Standout Tartan shortstop to play for Gophers
ST. PAUL, Minn. -- No one is giggling at Ryan Abrahamson today. Abrahamson took his share of hazing when he sprouted to 6 foot 4 after his sophomore year, and Tartan baseball coach Curt Russell left him at shortstop. There were more giggles on th...
ST. PAUL, Minn. -- No one is giggling at Ryan Abrahamson today.
Abrahamson took his share of hazing when he sprouted to 6 foot 4 after his sophomore year, and Tartan baseball coach Curt Russell left him at shortstop. There were more giggles on the ice. Abrahamson was almost an inch taller in skates as a forward for Tartan's hockey team.
As the one-liners flowed, Abrahamson tuned out the rhetoric and focused on improving his skills, particularly on the baseball field. Yes, 6-4 is quite tall for a shortstop, but few high school players in Minnesota were as productive -- at the plate or in the field -- as the Tartan graduate demonstrated this season.

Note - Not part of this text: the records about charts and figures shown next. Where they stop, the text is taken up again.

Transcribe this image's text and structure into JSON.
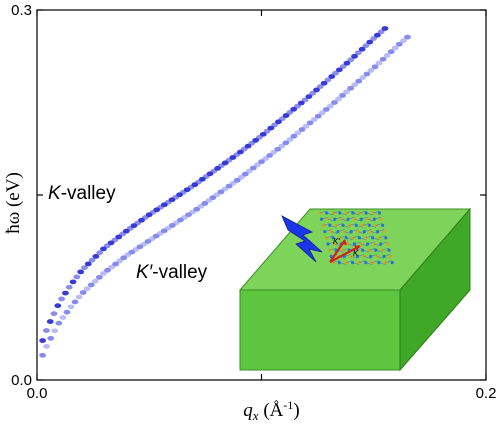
{
  "chart_data": {
    "type": "scatter",
    "xlabel": "q_x (Å^-1)",
    "xlabel_parts": {
      "symbol": "q",
      "sub": "x",
      "unit_open": " (Å",
      "unit_sup": "-1",
      "unit_close": ")"
    },
    "ylabel": "ħω (eV)",
    "xlim": [
      0.0,
      0.2
    ],
    "ylim": [
      0.0,
      0.3
    ],
    "x_ticks": [
      {
        "value": 0.0,
        "label": "0.0"
      },
      {
        "value": 0.1,
        "label": ""
      },
      {
        "value": 0.2,
        "label": "0.2"
      }
    ],
    "y_ticks": [
      {
        "value": 0.0,
        "label": "0.0"
      },
      {
        "value": 0.15,
        "label": ""
      },
      {
        "value": 0.3,
        "label": "0.3"
      }
    ],
    "grid": false,
    "annotations": [
      {
        "id": "k-valley",
        "text_italic": "K",
        "text": "-valley"
      },
      {
        "id": "kp-valley",
        "text_italic": "K′",
        "text": "-valley"
      }
    ],
    "inset": {
      "labels": [
        "K′",
        "K"
      ],
      "colors": {
        "top": "#7ed35a",
        "front": "#5ec63e",
        "side": "#3fa826",
        "arrow": "#cc2222",
        "bolt": "#1a36e6"
      }
    },
    "series": [
      {
        "color": "#2b2fd6",
        "x": [
          0.0025,
          0.005,
          0.01,
          0.015,
          0.02,
          0.03,
          0.04,
          0.05,
          0.06,
          0.07,
          0.08,
          0.09,
          0.1,
          0.11,
          0.12,
          0.13,
          0.14,
          0.15,
          0.155
        ],
        "y": [
          0.032,
          0.044,
          0.063,
          0.077,
          0.089,
          0.107,
          0.121,
          0.134,
          0.146,
          0.158,
          0.171,
          0.184,
          0.198,
          0.213,
          0.228,
          0.244,
          0.26,
          0.277,
          0.285
        ]
      },
      {
        "color": "#7f86ec",
        "x": [
          0.0025,
          0.005,
          0.01,
          0.015,
          0.02,
          0.03,
          0.04,
          0.05,
          0.06,
          0.07,
          0.08,
          0.09,
          0.1,
          0.11,
          0.12,
          0.13,
          0.14,
          0.15,
          0.16,
          0.165
        ],
        "y": [
          0.02,
          0.03,
          0.047,
          0.059,
          0.07,
          0.087,
          0.101,
          0.113,
          0.125,
          0.137,
          0.15,
          0.163,
          0.177,
          0.191,
          0.206,
          0.221,
          0.237,
          0.253,
          0.27,
          0.278
        ]
      }
    ]
  }
}
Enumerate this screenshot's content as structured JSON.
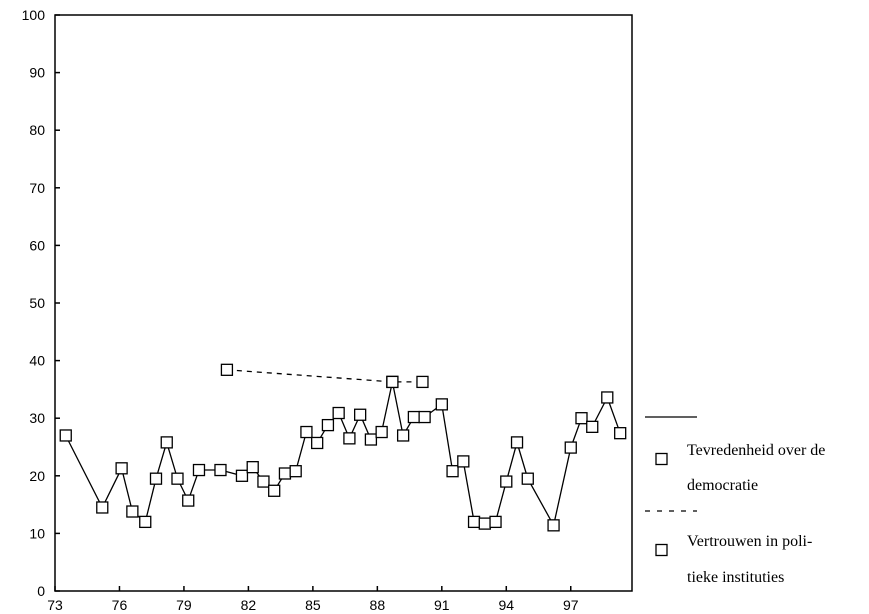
{
  "chart_data": {
    "type": "line",
    "title": "",
    "xlabel": "",
    "ylabel": "",
    "xlim": [
      73,
      99.85
    ],
    "ylim": [
      0,
      100
    ],
    "x_ticks": [
      "73",
      "76",
      "79",
      "82",
      "85",
      "88",
      "91",
      "94",
      "97"
    ],
    "y_ticks": [
      "0",
      "10",
      "20",
      "30",
      "40",
      "50",
      "60",
      "70",
      "80",
      "90",
      "100"
    ],
    "grid": false,
    "legend_position": "right",
    "series": [
      {
        "name": "Tevredenheid over de democratie",
        "line_style": "solid",
        "marker": "square",
        "x": [
          73.5,
          75.2,
          76.1,
          76.6,
          77.2,
          77.7,
          78.2,
          78.7,
          79.2,
          79.7,
          80.7,
          81.7,
          82.2,
          82.7,
          83.2,
          83.7,
          84.2,
          84.7,
          85.2,
          85.7,
          86.2,
          86.7,
          87.2,
          87.7,
          88.2,
          88.7,
          89.2,
          89.7,
          90.2,
          91.0,
          91.5,
          92.0,
          92.5,
          93.0,
          93.5,
          94.0,
          94.5,
          95.0,
          96.2,
          97.0,
          97.5,
          98.0,
          98.7,
          99.3
        ],
        "y": [
          27.0,
          14.5,
          21.3,
          13.8,
          12.0,
          19.5,
          25.8,
          19.5,
          15.7,
          21.0,
          21.0,
          20.0,
          21.5,
          19.0,
          17.4,
          20.4,
          20.8,
          27.6,
          25.7,
          28.8,
          30.9,
          26.5,
          30.6,
          26.3,
          27.6,
          36.3,
          27.0,
          30.2,
          30.2,
          32.4,
          20.8,
          22.5,
          12.0,
          11.7,
          12.0,
          19.0,
          25.8,
          19.5,
          11.4,
          24.9,
          30.0,
          28.5,
          33.6,
          27.4
        ]
      },
      {
        "name": "Vertrouwen in politieke instituties",
        "line_style": "dashed",
        "marker": "square",
        "x": [
          81.0,
          88.7,
          90.1
        ],
        "y": [
          38.4,
          36.3,
          36.3
        ]
      }
    ],
    "legend": [
      {
        "lines": [
          "Tevredenheid over de",
          "democratie"
        ],
        "line_style": "solid"
      },
      {
        "lines": [
          "Vertrouwen in poli-",
          "tieke instituties"
        ],
        "line_style": "dashed"
      }
    ]
  }
}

"I guess things turned out OK," Abrahamson said. "I never thought I would be in a position like this. You always think there's somebody out there better than you."
Not this year. Abrahamson led Tartan to a 19-5 finish, which included a 6-0 performance as a pitcher. He batted .452 and set single-season school records with 13 homers and 49 runs batted in. Twenty-six of his 38 hits went for extra bases.
The long ball, a consistent part of Abrahamson's offense, helped him earn a scholarship at the University of Minnesota. His bat also attracted moderate interest from the Twins, who chose him in the 40th round of last week's major-league amateur draft.
For a kid teased because of his height, life is pretty cool right now.
Baseball became Abrahamson's priority as soon as Tartan's 2008-09 hockey season ended. He scored 16 goals but had no interest in putting on skates again.
Another change is awaiting Abrahamson as he prepares to join the Gophers' program. Gophers coach John Anderson told him that he will be moved from shortstop to the outfield or first base.
"I'm OK with that," Abrahamson said of the position change. "I wasn't expecting to stay at shortstop in college. It doesn't matter that much where I play."
Abrahamson calls the Twins his "favorite baseball team," but he's leaning toward resuming his career in college.
Abrahamson had a special moment about a week before the draft. He and several local college players were invited by Twins player personnel officials to participate in a batting practice session at the Metrodome.
Tartan didn't play in the Metrodome during Abrahamson's career, so the session was a first-time experience for the slugger.
"It was really a lot of fun to hit in the Dome," Abrahamson said. "I was able to hit four or five over the wall."
At Tartan, Abrahamson's favorite moment had nothing to do with one of his big hits or dominant performances on the mound.
In a game against Cretin-Derham Hall this season, the score was tied in the seventh inning, and Tartan had runners on second and third with Abrahamson due up. The Raiders intentionally walked him, taking their chances with cleanup hitter Hogan Jackson.
Jackson hit a grand slam to win the game.
"That was such a good feeling to see that," Abrahamson said of Jackson's blast. "It showed that we had guys up and down our lineup who could produce. It wasn't about me all the time."